Ülkemizde denizlerden avcılıkla yapılan üretim kıyı balıkçılığına
dayanmaktadır. Yeterli altyapı oluşturulamadığı için açık deniz
balıkçılığı maalesef yapılamamakta bu nedenle de av baskısı kıyı
sularımızda yoğun olarak görülmektedir. Ülkemizde avcılık yoluyla
elde edilen üretim miktarının avlanabilir stok büyüklüğünün
sınırına eriştiği kabul edilmektedir. Bu nedenle, ülkemizde avlanma
miktarını artırılması yerine sürdürülebilir avcılığın
sağlanabilmesi için önlemler alınmaktadır. Bu amaçla stokları
koruyucu ve geliştirici yönde araştırmalar yapılmakta ve koruma
kontrol faaliyetlerinin artırılmasına öncelik verilmektedir.”
Su ürünleri avcılığında sınırsız ve kuralsız avcılığın kontrol
altına alınmalı ve her geçen gün artan biyolojik yok oluşun
engellenmesi gerektiğine dikkati çeken Bayraktar, şöyle devam
etti:
“Avcılıkta gerekli denetimler mutlak suretle yapılmalı ve kota
sistemi uygulanmalıdır. Özellikle avcılıkla elde edilen bazı balık
türlerinin yok olma tehlikesiyle karşı karşıya olduğu
düşünüldüğünde, avlanma konusunda yasaklara ve kurallara uymanın,
balıkların yumurtalarını bıraktıktan sonra avlanmasının ve böylece
stokların korunmasının ne kadar önemli olduğu daha net
görülecektir.
Denizlerimizde yetiştiricilik için uygun olan alanlar
değerlendirilerek, yetiştiricilikte istenilen düzeye ulaşmak
mümkündür. Yetiştiricilik yapmak isteyen üreticiler için ruhsat
alınması aşamasında karşılaşılan prosedürler, karmaşık ve zaman
alıcıdır. Sektörün gelişmesi için destek ve teşviklere ihtiyaç
vardır. Kaynakların rasyonel kullanılabilmesi için su ürünleri
eğitim merkezleri kurularak, eğitimler yapılmalı ve Ar-Ge
çalışmaları desteklenmelidir. Balıkçılıkta arz-talep dengesi
oluşturularak, sürdürülebilir balıkçılığın sağlanması önem arz
etmektedir.
Balıkçılık sektöründeki ürünlere yönelik dondurma, tuzlama,
konserve ve paketleme ünitesi içeren işleme tesislerinin kurulması
ekonomik anlamda sektöre katkı sağlayacaktır. Avrupa’ya ihraç
edilen tek hayvansal tarım ürünü olan balığın (su ürünlerinin)
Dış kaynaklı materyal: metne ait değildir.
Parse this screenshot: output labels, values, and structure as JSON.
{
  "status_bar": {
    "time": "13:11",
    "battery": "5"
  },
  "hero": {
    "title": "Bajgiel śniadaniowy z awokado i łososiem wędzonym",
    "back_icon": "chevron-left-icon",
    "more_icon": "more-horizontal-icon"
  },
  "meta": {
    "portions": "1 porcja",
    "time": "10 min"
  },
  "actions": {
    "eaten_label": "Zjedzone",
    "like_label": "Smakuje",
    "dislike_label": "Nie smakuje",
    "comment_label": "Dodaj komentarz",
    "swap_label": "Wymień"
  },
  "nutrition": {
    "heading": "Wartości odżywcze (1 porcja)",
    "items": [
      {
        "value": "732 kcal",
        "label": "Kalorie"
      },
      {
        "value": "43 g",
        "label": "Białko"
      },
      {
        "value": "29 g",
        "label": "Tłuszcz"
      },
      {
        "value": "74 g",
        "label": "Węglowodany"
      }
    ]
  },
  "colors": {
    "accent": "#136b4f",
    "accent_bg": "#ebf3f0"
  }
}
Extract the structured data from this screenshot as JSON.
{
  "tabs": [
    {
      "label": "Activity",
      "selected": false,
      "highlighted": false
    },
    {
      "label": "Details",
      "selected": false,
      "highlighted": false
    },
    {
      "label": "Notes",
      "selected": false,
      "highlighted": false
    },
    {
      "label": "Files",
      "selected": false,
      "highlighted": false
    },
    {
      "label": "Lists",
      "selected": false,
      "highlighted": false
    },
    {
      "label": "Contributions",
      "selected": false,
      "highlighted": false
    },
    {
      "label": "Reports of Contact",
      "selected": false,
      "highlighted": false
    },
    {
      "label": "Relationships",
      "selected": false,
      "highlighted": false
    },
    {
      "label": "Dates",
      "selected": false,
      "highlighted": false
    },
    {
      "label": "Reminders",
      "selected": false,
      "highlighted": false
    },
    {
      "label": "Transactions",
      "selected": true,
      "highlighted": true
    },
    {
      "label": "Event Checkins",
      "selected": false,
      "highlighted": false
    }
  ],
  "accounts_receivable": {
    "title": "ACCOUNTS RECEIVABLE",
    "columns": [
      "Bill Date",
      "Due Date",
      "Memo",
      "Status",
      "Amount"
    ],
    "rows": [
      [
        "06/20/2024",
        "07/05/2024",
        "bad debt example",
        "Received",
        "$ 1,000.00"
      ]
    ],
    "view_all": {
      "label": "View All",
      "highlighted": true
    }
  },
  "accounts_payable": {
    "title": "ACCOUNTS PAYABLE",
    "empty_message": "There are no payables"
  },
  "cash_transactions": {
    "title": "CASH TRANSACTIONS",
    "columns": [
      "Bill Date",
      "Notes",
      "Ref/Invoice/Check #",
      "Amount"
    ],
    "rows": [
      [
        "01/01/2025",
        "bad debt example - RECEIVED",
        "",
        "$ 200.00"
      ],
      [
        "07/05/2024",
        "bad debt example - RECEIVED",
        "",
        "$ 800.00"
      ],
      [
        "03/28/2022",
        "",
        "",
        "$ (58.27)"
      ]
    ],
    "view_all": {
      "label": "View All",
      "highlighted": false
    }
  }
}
uluslararası pazarlarda daha iyi rekabet edebilmesi için
desteklemeler günün şartlarına göre artırılmalıdır.
Ülkemiz kültür balıkçılığı alanında büyük bir potansiyele sahip
olmasına rağmen üretim istenen seviyeye ulaşamamıştır. Sektörün
gelişimi için destek ve teşvike ihtiyaç vardır. Kaliteli yumurta ve
yavru üretimi amacıyla uzmanlaşmış damızlık işletmelerinin
kurulması ve mevcut işletmelerin geliştirilmesi teşvik edilmelidir.
Yetişmiş eleman eksikliği giderilmelidir.”
Bayraktar, Gıda, Tarım ve Hayvancılık Bakanlığı’nın bünyesinde
Balıkçılık ve Su Ürünleri Genel Müdürlüğü’nün kurulması su ürünleri
sektörü için önemli bir gelişme olduğunu bildirerek, “Bakanlık su
kaynaklarının korunması ve sürdürülebilirliğin sağlanması amacıyla
çok sayıda denetim ve düzenlemeler yapmaktadır. Su ürünleri
sektörünün geliştirilmesi ve sürdürülebilirliğin sağlanması için
yapılacak çalışmaların devam etmesi önem arz etmektedir” dedi.